Date: Saturday 19 March 2022
Time: 4:00 PM
Venue: ICA, Cinema 1
Films: Back Inside Herself, S. Pearl Sharp, USA, 1984, 16mm digital transfer, 4 minutes, English
A Place of Rage, Pratibha Parmar, UK, 1991, 16mm digital transfer, 54 minutes, English
Now Pretend, L. Franklin Gilliam, USA, 1991, 16mm digital transfer, 10 minutes, English
The first programme of The Work We Share, showcasing 10 newly digitised films from the Cinenova collection, presents three works exploring questions around black women’s identity and subjectivity.
The screening will be followed by a conversation with Black feminist researcher, writer, and curator Nydia A. Swaby.
Back Inside Herself (1984) is an experimental short by S. Pearl Sharp, constructed as a poetic claim for the right to self-definition through everyday gestures, and questioning social expectations imposed on the protagonist, in a playful yet poignant way.
A Place of Rage (1991) offers a contextual view of the civil rights and black feminist movement in the USA. Based on the personal narratives and views of Angela Davis, June Jordan, Trinh T. Minh-ha, and Alice Walker, it questions what exactly it means to be a minority and highlights the importance of taking the personal as political.

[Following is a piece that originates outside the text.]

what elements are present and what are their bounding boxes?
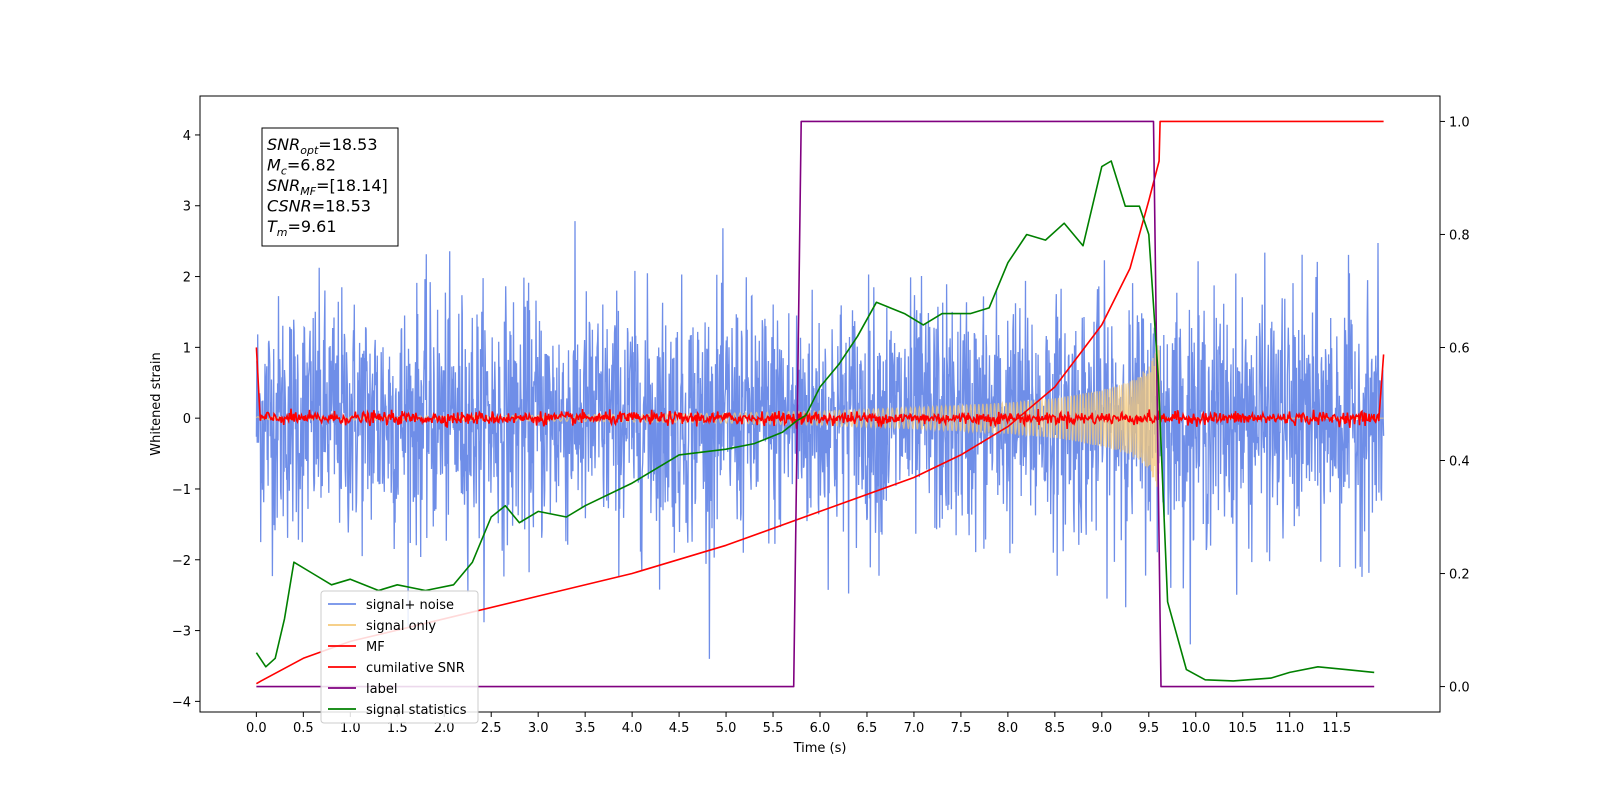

The film presents education as a key contribution towards transformation, and it celebrates the public influence and ability to promote change represented by its protagonists.Now Pretend (1991) plays with the potentialities of black and white film, with the limits between light and shadow, and by probing the constraints and possibilities allowed by fiction and verbal language, Gilliam’s work thinks about what it means to have or inhabit a black body.